Monday, Mar. 03, 1930
The New Pictures
Puttin' on the Ritz (United Artists). This is a highly conventional film musical comedy, but so well produced and ably cast that if its lines and situations were new it would be the year's best picture of its kind. Irving Berlin's tunes, and such smart players as Joan Bennett, James Gleason, Aileen Pringle, and Lilyan Tashman are arranged in support of Harry Richman, Manhattan night-club entertainer, who has never made a picture before and who is suspected of having negotiated his engagement to Actress Clara Bow to make the cinema public curious to see him. The story concerns a song-plugger who forgot his old friends in the hour of success and subsequently went blind drinking bad booze. At the end there is a suggestion that the blindness will not be permanent. Most important in the picture are the songs, and the best of them, soon to be heard from the loudspeaker in the transom of many a radio and phonograph store, are "Puttin' on the Ritz," "Vagabond Song," and "With You." Best shot: the Alice in Wonderland sequence.
Dangerous Paradise (Paramount). In the masthead of this film the producers announce that it is "based on incidents from a novel by Joseph Conrad," a guarded statement obviously intended to divert the criticism which, based on incidents from Dangerous Paradise, would be leveled at them if they admitted that the novel was the famous Victory. As a matter of fact the picture is no more unfaithful to its material than other, franker attempts to make scenarios out of Conrad's books. The adventurous and fantastic shell of the story has been preserved; the thought that burned behind Conrad's carved phrases and balanced sentences like light behind a stained glass window, making the queer figures in the glass live after a fashion, is gone. Nancy Carroll is a girl who plays the violin and sings in Zangiacomo's Ladies' Orchestra in a South Sea island hotel run by a man named Schomberg. Richard Arlen helps 'her to escape from disgusting fates imminent for her on every side. The sordid background Conrad had in his mind, a background in which, at the world's outposts, civilized formulas are stretched so thin that they become a satiric mirror for human behavior, has been changed into decorative and often admirable picture postcards. Best shot: Schomberg throwing the band leader downstairs.
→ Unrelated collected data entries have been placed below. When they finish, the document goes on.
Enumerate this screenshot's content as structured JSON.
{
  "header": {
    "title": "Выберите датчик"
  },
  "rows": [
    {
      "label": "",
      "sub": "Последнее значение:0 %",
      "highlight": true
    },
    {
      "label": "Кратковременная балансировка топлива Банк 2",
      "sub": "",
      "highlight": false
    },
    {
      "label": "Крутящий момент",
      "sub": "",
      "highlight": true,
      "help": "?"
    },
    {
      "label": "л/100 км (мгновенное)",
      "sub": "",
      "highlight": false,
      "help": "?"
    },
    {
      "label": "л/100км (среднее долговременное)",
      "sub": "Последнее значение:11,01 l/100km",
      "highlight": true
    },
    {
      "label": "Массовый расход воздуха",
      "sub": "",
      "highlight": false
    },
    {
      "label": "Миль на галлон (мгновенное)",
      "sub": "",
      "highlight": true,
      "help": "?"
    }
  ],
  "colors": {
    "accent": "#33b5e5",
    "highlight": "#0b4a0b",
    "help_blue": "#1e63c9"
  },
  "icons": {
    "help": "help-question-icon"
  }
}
Anna Christie (Metro-Goldwyn-Mayer). The combination of Greta Garbo's acting with one of Eugene O'Neill's best plays is not entirely satisfactory, but blame for the lost opportunity does not fall on either Garbo or O'Neill. In spite of a certain proportion of bunkum in its composition, Antia Christie is good stuff, vivid and well-constructed, with real people in it, and Garbo, as the Swedish girl who blames her luckless past on her father's neglect, is perfectly cast. One reason why this talkie is inferior to the wonderful silent picture made from the play six years ago is that the producers have apparently tried to turn it out too cheaply. Another reason is that it is stupidly directed. Every bone of the play's framework--skeleton that should be smoothed and hidden away under the flesh of character and detail--is carefully stressed in the important scenes in which Anna and her father and her lover are before the camera at the same time; the two men face each other at a table and Anna sits or stands between them, stressing the triangle; when Old Man Christie vents his periodic curse on the Ole Davil Sea he usually goes and looks out at the sea, and shakes his fist at it. Anna Christie remains Greta Garbo's picture--a superb individual performance. Her voice is deep and flexible, and her Swedish accent fits naturally into the part. Best shot: Garbo telling why she cannot marry the Irishman.
Exhibitors' Herald World took a poll of nationwide cinema proprietors to de termine the most popular U. S. cinemactress in 1929. First five in order: Bow, Moore, Carroll, Crawford, Garbo, who scored fifth although she had made but one sound-synchronized picture, no talking pictures, had appeared less frequently than her rivals. That the Garbo popularity is increasing is attested by the fact that in 1928 she failed to be among the five lead ers -- Bow, Moore, Dove, Daniels, Del Rio.